Get HTTP POST requests when mail is forwarded, bounced, or blocked. Useful for alerting, logging, and workflow triggers.

01
Create a webhook endpoint
Go to Settings → Webhooks and add the URL where you want to receive callbacks (e.g., https://your-app.com/webhooks/arc-relay). You can register up to 10 endpoints per account.
02
Webhook events
We send events as soon as they happen: email.forwarded (success), email.bounced (rejected), email.blocked (rule blocked).
03
Payload signature
Every webhook is signed with HMAC-SHA256. Verify the signature by computing sha256(body, secret) and comparing to the header:
X-ARC-Relay-Signature: sha256=abc123def456...

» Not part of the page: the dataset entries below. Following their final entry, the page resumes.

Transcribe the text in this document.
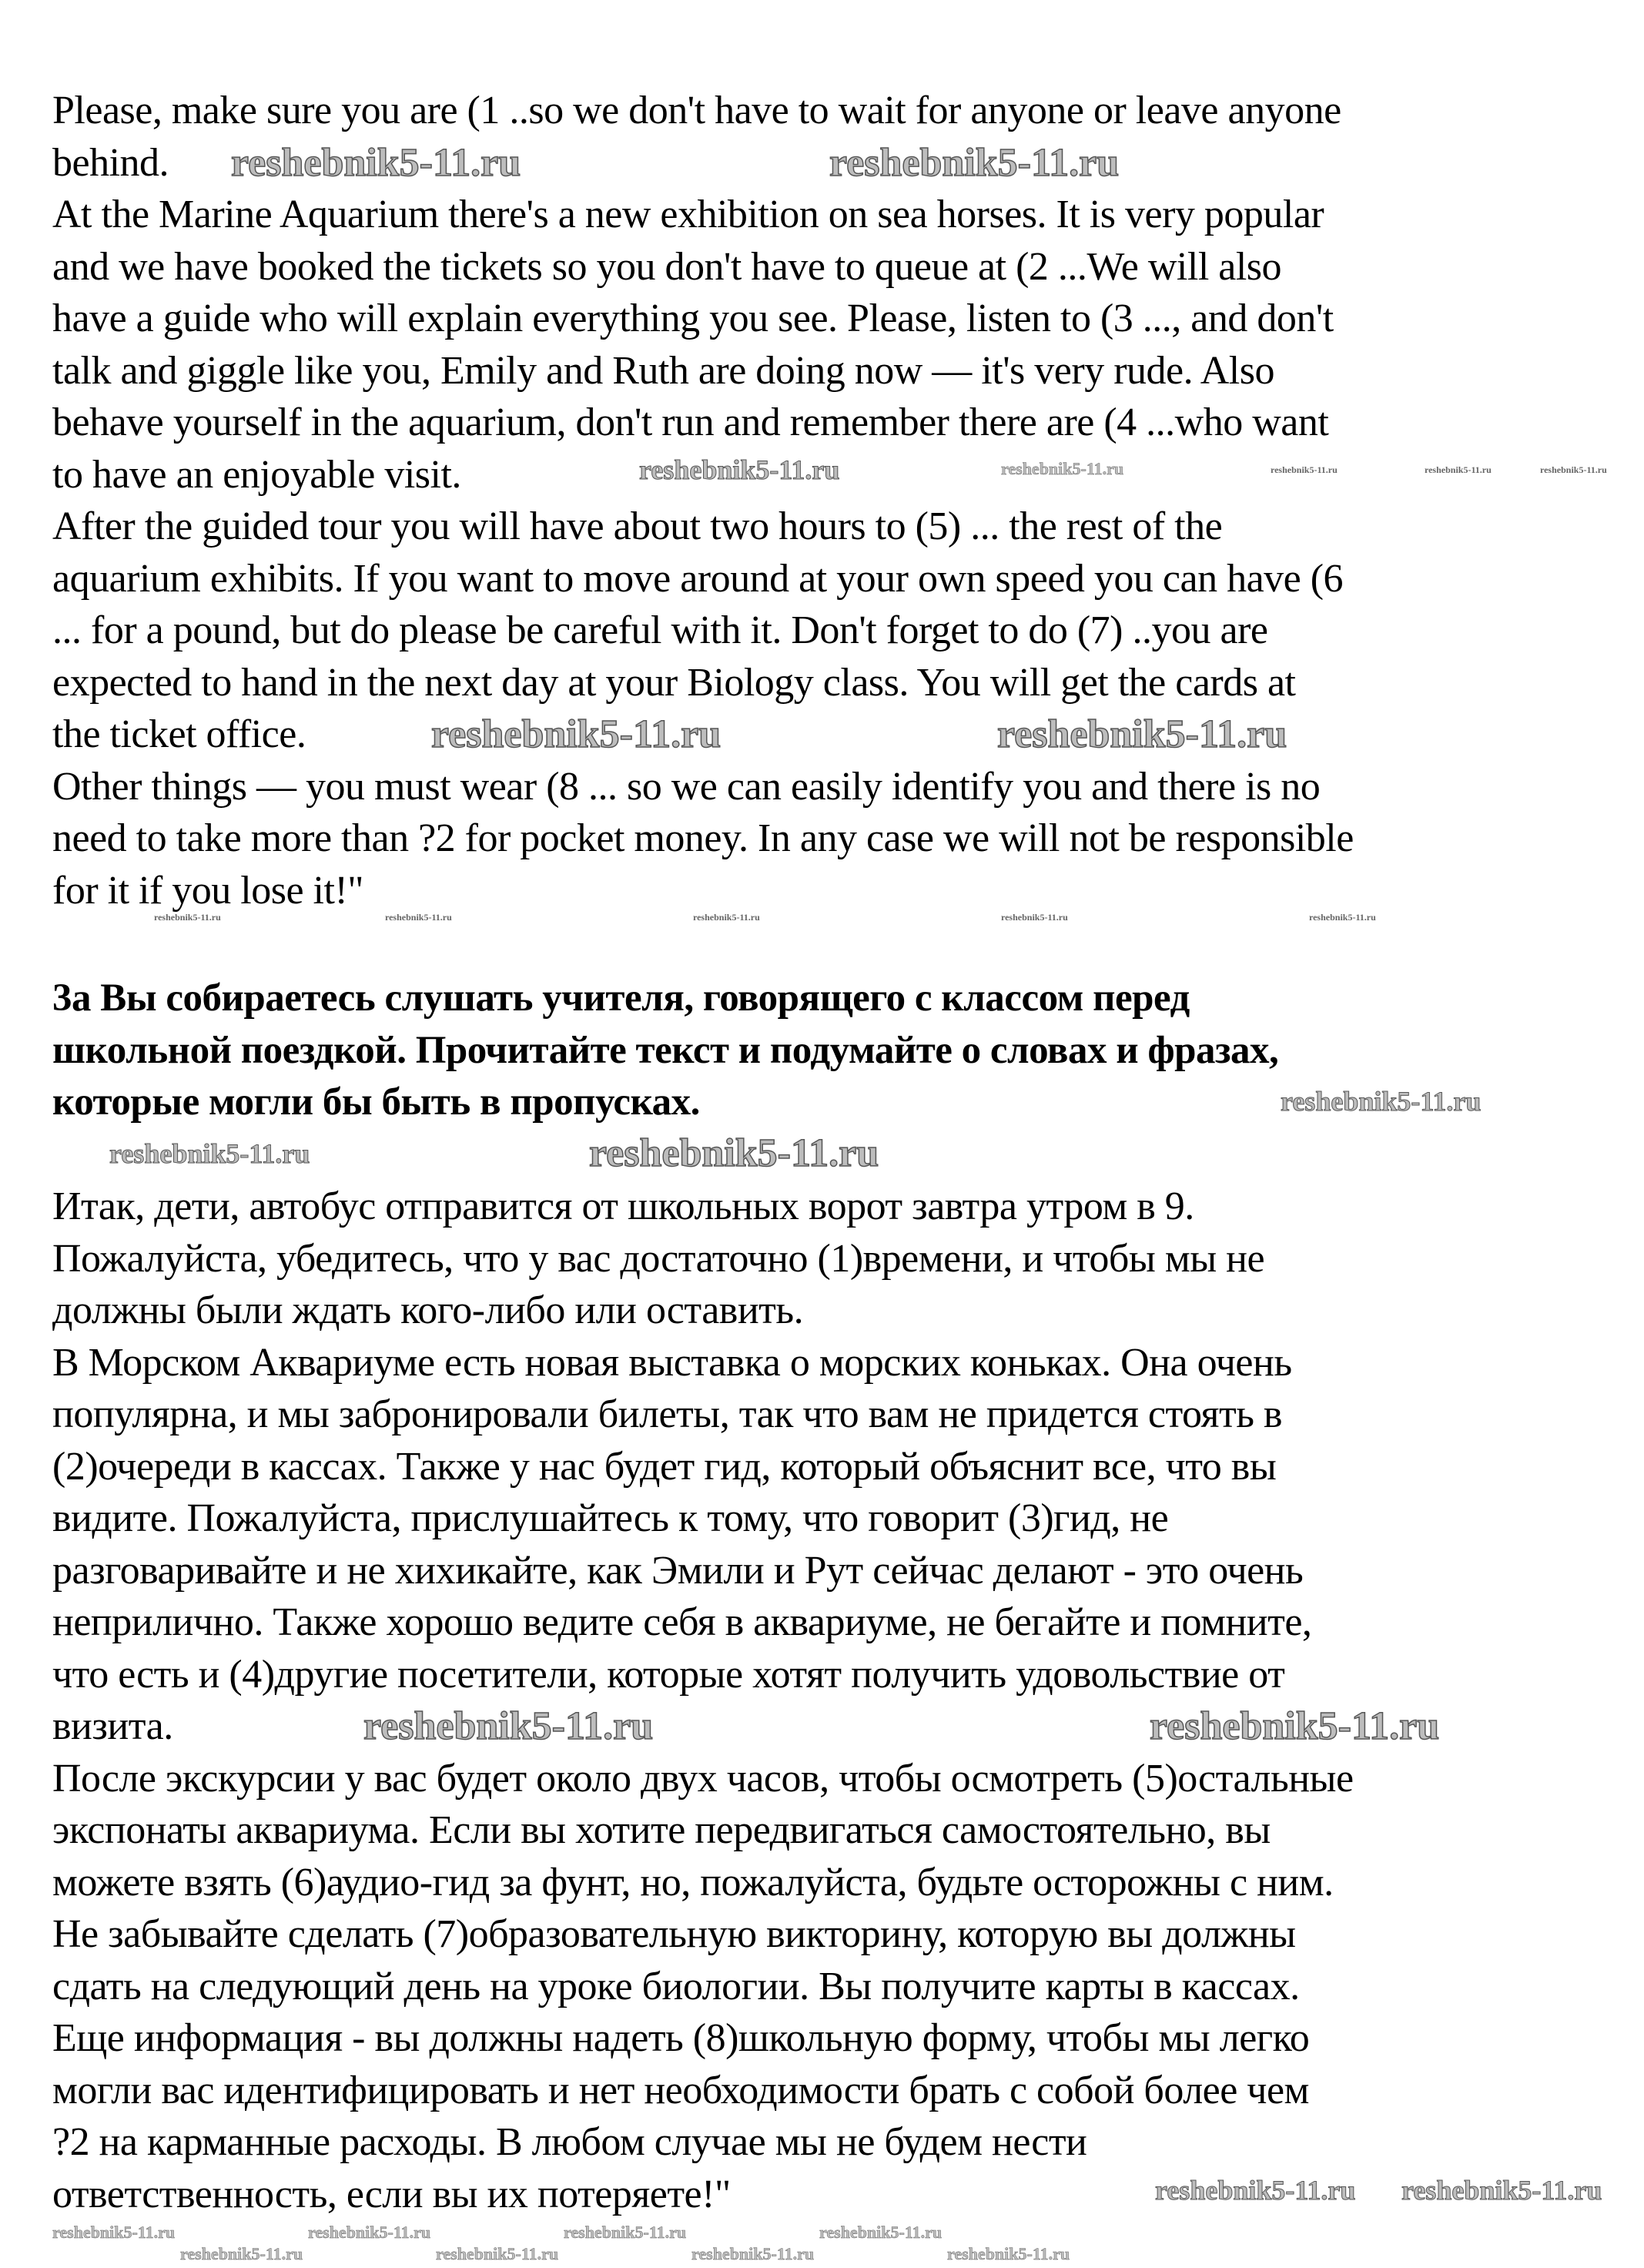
Please, make sure you are (1 ..so we don't have to wait for anyone or leave anyone
behind.
At the Marine Aquarium there's a new exhibition on sea horses. It is very popular
and we have booked the tickets so you don't have to queue at (2 ...We will also
have a guide who will explain everything you see. Please, listen to (3 ..., and don't
talk and giggle like you, Emily and Ruth are doing now — it's very rude. Also
behave yourself in the aquarium, don't run and remember there are (4 ...who want
to have an enjoyable visit.
After the guided tour you will have about two hours to (5) ... the rest of the
aquarium exhibits. If you want to move around at your own speed you can have (6
... for a pound, but do please be careful with it. Don't forget to do (7) ..you are
expected to hand in the next day at your Biology class. You will get the cards at
the ticket office.
Other things — you must wear (8 ... so we can easily identify you and there is no
need to take more than ?2 for pocket money. In any case we will not be responsible
for it if you lose it!"
3а Вы собираетесь слушать учителя, говорящего с классом перед
школьной поездкой. Прочитайте текст и подумайте о словах и фразах,
которые могли бы быть в пропусках.
Итак, дети, автобус отправится от школьных ворот завтра утром в 9.
Пожалуйста, убедитесь, что у вас достаточно (1)времени, и чтобы мы не
должны были ждать кого-либо или оставить.
В Морском Аквариуме есть новая выставка о морских коньках. Она очень
популярна, и мы забронировали билеты, так что вам не придется стоять в
(2)очереди в кассах. Также у нас будет гид, который объяснит все, что вы
видите. Пожалуйста, прислушайтесь к тому, что говорит (3)гид, не
разговаривайте и не хихикайте, как Эмили и Рут сейчас делают - это очень
неприлично. Также хорошо ведите себя в аквариуме, не бегайте и помните,
что есть и (4)другие посетители, которые хотят получить удовольствие от
визита.
После экскурсии у вас будет около двух часов, чтобы осмотреть (5)остальные
экспонаты аквариума. Если вы хотите передвигаться самостоятельно, вы
можете взять (6)аудио-гид за фунт, но, пожалуйста, будьте осторожны с ним.
Не забывайте сделать (7)образовательную викторину, которую вы должны
сдать на следующий день на уроке биологии. Вы получите карты в кассах.
Еще информация - вы должны надеть (8)школьную форму, чтобы мы легко
могли вас идентифицировать и нет необходимости брать с собой более чем
?2 на карманные расходы. В любом случае мы не будем нести
ответственность, если вы их потеряете!"
reshebnik5-11.ru	reshebnik5-11.ru
reshebnik5-11.ru	reshebnik5-11.ru	reshebnik5-11.ru	reshebnik5-11.ru	reshebnik5-11.ru
reshebnik5-11.ru	reshebnik5-11.ru	reshebnik5-11.ru	reshebnik5-11.ru	reshebnik5-11.ru
reshebnik5-11.ru	reshebnik5-11.ru
reshebnik5-11.ru
reshebnik5-11.ru
reshebnik5-11.ru
reshebnik5-11.ru	reshebnik5-11.ru
reshebnik5-11.ru reshebnik5-11.ru
reshebnik5-11.ru	reshebnik5-11.ru	reshebnik5-11.ru	reshebnik5-11.ru
reshebnik5-11.ru	reshebnik5-11.ru	reshebnik5-11.ru	reshebnik5-11.ru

{"event": "email.forwarded", "domain": "you.dev", "from": "[email protected]", "to": "[email protected]", "timestamp": "2026-05-01T14:23:45Z"}
Your webhook secret is shown in Settings → Webhooks. Reject unsigned or mismatched webhooks.
◇ RETRIES
Failed deliveries (non-2xx response) are retried up to 3 times with exponential backoff: 5 seconds, 5 minutes, 30 minutes. After 3 failures, the endpoint is disabled. Re-enable from Settings.
DOCS · INTEGRATIONS

Connect your workflow.

Use webhooks or the API to tie arc-relay into your existing toolchain.

GitHub Actions
Use the API to provision project-specific email aliases in your CI/CD pipeline. Store your API key in GitHub Secrets.
- name: Create project alias
  run: |
    curl -X POST https://arc-relay.com/api/domains/you.dev/aliases \
      -H "Authorization: Bearer ${{ secrets.ARC_RELAY_API_KEY }}" \
      -d '{"address":"proj-${{ github.run_id }}@you.dev"}'
Webhook alerting
Post webhook events to Slack, PagerDuty, or a custom alert system. Example Node.js receiver:
app.post('/webhooks/arc-relay', (req, res) => {
  if (req.body.event === 'email.bounced') {
    slack.send(`⚠️ ${req.body.from} → ${req.body.to} bounced`);
  }
  res.sendStatus(200);
});
Audit & logging
Use webhooks to log every mail event to your application database, data warehouse, or log aggregator. Each webhook includes a messageId for correlation.